After stoking a new housing boom with Help to Buy, George Osborne has every intention of taking advantage of it. Sky News’s Ed Conway reports this morning that the Chancellor is investigating imposing capital gains tax on foreign property owners with an announcement expected in the Autumn Statement. At present, while British citizens pay CGT at 18% or 28% when they sell a property that is not their main home, non-residents are exempt. But with foreign investors purchasing around 70% of all new builds in central London, Osborne, still burdened by a deficit that stood at £115bn last year, has spied a revenue-raising opportunity.

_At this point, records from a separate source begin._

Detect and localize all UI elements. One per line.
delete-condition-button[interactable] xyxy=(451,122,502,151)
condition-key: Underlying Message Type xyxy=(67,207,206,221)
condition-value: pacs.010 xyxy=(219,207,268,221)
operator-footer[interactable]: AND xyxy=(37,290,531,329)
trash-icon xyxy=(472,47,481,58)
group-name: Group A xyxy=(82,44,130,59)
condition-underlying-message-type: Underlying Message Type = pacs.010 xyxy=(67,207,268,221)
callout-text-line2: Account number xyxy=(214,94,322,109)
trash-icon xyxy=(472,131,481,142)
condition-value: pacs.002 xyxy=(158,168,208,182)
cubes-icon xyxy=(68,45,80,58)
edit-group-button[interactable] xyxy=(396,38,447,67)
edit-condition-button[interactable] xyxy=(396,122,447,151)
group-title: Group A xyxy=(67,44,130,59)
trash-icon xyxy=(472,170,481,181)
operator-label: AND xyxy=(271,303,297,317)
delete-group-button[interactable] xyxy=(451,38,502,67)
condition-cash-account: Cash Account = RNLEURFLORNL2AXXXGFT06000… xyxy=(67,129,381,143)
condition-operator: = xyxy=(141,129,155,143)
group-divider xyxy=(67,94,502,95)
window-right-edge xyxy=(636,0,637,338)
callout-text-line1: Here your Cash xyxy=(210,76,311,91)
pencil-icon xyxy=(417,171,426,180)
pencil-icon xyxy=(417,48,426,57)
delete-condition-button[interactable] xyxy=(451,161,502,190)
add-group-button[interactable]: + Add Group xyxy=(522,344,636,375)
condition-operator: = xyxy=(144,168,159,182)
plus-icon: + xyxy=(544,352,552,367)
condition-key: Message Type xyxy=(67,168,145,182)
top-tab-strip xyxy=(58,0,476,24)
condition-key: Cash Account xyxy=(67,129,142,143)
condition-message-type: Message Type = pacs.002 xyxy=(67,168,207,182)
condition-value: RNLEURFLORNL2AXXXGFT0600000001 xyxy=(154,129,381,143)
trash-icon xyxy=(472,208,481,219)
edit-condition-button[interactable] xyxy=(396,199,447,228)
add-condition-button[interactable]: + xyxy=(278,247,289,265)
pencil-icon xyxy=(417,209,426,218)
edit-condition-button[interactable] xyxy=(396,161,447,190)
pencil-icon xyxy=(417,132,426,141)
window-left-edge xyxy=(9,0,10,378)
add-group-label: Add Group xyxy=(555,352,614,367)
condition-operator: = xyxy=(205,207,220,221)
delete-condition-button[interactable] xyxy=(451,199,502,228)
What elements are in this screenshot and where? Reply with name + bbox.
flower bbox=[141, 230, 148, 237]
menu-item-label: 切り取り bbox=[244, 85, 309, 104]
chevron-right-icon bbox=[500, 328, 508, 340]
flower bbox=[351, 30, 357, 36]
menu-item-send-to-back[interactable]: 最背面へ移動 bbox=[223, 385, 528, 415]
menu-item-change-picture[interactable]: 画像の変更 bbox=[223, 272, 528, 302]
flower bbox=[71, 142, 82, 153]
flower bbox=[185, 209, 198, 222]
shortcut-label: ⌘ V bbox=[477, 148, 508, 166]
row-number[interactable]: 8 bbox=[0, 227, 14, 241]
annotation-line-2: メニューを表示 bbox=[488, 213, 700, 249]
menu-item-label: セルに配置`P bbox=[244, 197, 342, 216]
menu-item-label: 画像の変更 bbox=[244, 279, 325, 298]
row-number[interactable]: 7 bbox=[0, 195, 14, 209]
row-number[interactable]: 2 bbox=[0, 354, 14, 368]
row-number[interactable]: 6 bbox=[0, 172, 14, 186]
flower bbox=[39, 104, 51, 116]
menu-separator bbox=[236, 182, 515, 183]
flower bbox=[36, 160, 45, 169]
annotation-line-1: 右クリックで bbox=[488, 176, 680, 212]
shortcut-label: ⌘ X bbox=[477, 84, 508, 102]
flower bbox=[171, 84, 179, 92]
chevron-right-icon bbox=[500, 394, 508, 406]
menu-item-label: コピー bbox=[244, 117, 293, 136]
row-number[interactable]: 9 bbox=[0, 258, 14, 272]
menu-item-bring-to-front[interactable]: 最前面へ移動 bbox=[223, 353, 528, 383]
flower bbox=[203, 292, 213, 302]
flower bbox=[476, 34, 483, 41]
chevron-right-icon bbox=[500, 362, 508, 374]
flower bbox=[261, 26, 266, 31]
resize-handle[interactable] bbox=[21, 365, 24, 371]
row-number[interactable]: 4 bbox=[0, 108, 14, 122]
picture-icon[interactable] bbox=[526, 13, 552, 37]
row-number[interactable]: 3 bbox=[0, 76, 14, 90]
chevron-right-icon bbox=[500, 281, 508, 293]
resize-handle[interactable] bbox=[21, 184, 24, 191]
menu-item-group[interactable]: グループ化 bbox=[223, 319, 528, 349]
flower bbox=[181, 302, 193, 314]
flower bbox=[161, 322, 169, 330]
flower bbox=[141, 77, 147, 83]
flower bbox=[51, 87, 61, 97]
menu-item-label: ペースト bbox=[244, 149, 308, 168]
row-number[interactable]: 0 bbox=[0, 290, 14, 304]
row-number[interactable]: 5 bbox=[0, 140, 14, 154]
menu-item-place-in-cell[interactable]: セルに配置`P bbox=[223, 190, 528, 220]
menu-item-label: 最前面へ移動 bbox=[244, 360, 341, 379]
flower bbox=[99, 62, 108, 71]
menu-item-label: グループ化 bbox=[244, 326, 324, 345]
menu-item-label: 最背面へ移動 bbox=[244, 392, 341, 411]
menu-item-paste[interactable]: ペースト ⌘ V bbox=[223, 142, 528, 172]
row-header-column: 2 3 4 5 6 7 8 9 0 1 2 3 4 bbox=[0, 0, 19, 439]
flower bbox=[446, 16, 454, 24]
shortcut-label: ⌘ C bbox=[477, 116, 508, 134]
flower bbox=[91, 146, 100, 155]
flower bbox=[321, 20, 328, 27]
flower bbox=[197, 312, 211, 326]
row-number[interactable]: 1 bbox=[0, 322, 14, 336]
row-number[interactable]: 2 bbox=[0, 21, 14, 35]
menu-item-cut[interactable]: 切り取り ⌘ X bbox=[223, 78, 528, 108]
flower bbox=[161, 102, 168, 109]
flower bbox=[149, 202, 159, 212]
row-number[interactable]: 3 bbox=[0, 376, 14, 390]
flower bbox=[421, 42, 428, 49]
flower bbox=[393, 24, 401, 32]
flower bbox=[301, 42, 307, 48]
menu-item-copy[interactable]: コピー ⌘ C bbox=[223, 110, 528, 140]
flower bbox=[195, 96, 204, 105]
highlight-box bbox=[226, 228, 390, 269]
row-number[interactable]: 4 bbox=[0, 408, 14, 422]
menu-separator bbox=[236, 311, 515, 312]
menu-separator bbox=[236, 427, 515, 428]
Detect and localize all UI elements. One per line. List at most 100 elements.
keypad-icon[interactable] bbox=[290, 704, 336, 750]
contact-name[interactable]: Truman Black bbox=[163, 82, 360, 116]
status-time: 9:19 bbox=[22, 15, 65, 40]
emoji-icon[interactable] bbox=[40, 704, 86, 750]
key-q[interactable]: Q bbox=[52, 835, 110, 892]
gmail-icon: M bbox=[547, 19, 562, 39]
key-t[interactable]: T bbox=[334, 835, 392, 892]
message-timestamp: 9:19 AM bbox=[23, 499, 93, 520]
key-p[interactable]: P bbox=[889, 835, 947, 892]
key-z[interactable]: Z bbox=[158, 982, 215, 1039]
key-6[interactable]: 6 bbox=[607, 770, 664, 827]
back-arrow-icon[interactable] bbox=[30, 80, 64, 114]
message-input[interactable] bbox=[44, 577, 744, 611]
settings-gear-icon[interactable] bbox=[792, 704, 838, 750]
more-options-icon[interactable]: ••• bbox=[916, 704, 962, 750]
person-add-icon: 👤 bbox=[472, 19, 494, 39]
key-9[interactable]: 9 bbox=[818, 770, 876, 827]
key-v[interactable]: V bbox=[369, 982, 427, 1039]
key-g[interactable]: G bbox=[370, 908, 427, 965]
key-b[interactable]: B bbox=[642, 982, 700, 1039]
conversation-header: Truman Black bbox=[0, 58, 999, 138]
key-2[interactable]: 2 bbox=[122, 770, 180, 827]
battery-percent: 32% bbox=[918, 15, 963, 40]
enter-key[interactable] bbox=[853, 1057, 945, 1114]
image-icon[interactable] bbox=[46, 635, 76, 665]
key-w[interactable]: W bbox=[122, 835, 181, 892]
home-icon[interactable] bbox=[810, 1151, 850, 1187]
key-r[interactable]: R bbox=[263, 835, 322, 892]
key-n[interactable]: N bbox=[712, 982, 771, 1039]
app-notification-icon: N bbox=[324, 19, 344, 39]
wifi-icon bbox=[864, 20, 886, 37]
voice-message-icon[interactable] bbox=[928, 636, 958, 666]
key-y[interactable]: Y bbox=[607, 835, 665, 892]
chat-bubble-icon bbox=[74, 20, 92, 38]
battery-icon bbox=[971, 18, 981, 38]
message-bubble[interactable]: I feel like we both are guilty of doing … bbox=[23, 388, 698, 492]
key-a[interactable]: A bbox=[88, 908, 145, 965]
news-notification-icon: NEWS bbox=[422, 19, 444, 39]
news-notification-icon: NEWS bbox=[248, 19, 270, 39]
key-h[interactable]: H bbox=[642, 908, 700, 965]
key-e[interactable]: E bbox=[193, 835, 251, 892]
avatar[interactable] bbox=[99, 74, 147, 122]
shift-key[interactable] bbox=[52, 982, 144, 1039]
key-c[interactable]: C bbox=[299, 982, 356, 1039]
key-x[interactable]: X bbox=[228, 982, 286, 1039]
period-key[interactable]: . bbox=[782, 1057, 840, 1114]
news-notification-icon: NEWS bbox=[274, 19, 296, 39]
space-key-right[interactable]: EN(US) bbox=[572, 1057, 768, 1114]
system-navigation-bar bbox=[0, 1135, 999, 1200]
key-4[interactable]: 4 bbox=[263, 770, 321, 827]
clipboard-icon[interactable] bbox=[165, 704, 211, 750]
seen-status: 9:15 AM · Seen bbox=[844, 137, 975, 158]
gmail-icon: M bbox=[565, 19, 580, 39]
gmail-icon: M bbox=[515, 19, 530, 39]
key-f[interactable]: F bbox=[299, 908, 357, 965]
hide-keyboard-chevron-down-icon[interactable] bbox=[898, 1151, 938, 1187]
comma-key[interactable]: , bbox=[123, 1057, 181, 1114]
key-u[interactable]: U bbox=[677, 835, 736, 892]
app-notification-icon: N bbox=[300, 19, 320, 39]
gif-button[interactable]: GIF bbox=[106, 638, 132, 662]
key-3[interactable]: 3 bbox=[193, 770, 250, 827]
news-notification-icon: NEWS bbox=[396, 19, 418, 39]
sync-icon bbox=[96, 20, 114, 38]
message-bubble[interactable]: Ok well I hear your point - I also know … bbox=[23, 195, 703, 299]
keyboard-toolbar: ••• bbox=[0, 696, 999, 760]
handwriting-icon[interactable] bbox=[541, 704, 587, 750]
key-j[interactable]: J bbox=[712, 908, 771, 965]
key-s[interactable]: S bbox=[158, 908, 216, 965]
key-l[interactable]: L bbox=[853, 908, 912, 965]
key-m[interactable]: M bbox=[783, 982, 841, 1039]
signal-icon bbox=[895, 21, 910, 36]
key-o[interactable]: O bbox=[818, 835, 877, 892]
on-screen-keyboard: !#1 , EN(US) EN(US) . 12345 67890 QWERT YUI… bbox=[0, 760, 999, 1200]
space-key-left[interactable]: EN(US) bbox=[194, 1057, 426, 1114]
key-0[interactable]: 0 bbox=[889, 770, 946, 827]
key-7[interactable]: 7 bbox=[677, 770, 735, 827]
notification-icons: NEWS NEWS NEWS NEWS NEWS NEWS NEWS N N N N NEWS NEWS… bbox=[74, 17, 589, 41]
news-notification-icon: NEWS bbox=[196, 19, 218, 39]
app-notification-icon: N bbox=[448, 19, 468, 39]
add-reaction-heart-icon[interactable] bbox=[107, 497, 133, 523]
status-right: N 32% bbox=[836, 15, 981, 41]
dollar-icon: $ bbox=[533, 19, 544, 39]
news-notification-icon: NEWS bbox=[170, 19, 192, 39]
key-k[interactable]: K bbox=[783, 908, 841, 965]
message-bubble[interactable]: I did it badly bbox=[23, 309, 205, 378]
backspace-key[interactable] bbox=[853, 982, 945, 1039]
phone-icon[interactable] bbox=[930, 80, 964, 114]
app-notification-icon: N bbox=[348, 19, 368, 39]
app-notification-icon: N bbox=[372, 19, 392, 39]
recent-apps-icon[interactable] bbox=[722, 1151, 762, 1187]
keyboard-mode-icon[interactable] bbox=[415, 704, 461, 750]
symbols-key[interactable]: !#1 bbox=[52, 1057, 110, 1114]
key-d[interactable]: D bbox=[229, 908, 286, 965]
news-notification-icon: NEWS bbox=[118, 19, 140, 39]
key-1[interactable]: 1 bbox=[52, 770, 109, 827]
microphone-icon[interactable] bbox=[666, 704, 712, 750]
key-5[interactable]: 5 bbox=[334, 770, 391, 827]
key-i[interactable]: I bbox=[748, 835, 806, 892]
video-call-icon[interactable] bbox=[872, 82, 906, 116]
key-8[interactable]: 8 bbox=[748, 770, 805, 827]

The move would follow logically from the new charges already introduced by the Chancellor. Largely unnoticed, he has imposed CGT on residential properties bought through overseas companies (thus eliminating a popular loophole) as well as stamp duty of 15% – and the Treasury is pleased with the results. As the Telegraph’s Benedict Brogan wrote in his column this week, “Not only did introducing a swingeing 15 per cent recurring levy on properties held by off-shore companies drive plenty of buyers to switch to pay high levels of stamp duty, but it appears a good number of wealthy foreigners are more than happy to pay the charge, enriching the Exchequer still further.” He added: “Indeed, it is tempting for the Treasury to conclude that there is more to be plucked from this golden goose than initially realised. First non-doms, then company-held property, next the foreigners queuing at property fairs in Singapore and the Gulf to buy a little piece of London off-plan, with no intention of ever living there: the political case for monetising this wealth looks increasingly attractive.”
It is the latter group that Osborne is targeting with his new raid on capital gains. Esate agency Knight Frank estimates that 65% of overseas buyers rent their London properties rather than live in them, using the housing market as a global reserve currency. For this reason, the move is politically astute; it targets an increasingly resented group and allows the Chancellor to claim, however implausibly, that he is ensuring the wealthy pay their fair share.
It is also smart economics. Property taxes are easy to collect (you can’t move a mansion to Geneva) and aid growth by shifting investment away from housing and into wealth-creating industries. Consequently, they are less economically harmful than taxes on consumption, income and corporations.
But one person unlikely to be impressed by Osborne’s plans is Boris Johnson. The capital’s mayor wrote recently in his Telegraph column: “It is true that London is now globally recognised as such a desirable city that its property is treated effectively as another asset class – a safe investment in a turbulent world. It is also true that this phenomenon has helped – I stress helped – to buoy property values and to fuel the anger of professional people who cannot live in districts where their parents grew up, and who cannot see how their kids will ever be able to afford to buy in London.
“But the answer is not to try to persecute rich foreign investors with new mansion taxes, or complicated and unenforceable taxes on the tiny proportion of homes they leave empty.”
It looks as if Osborne, to quote Gordon Brown, has rejected his representations.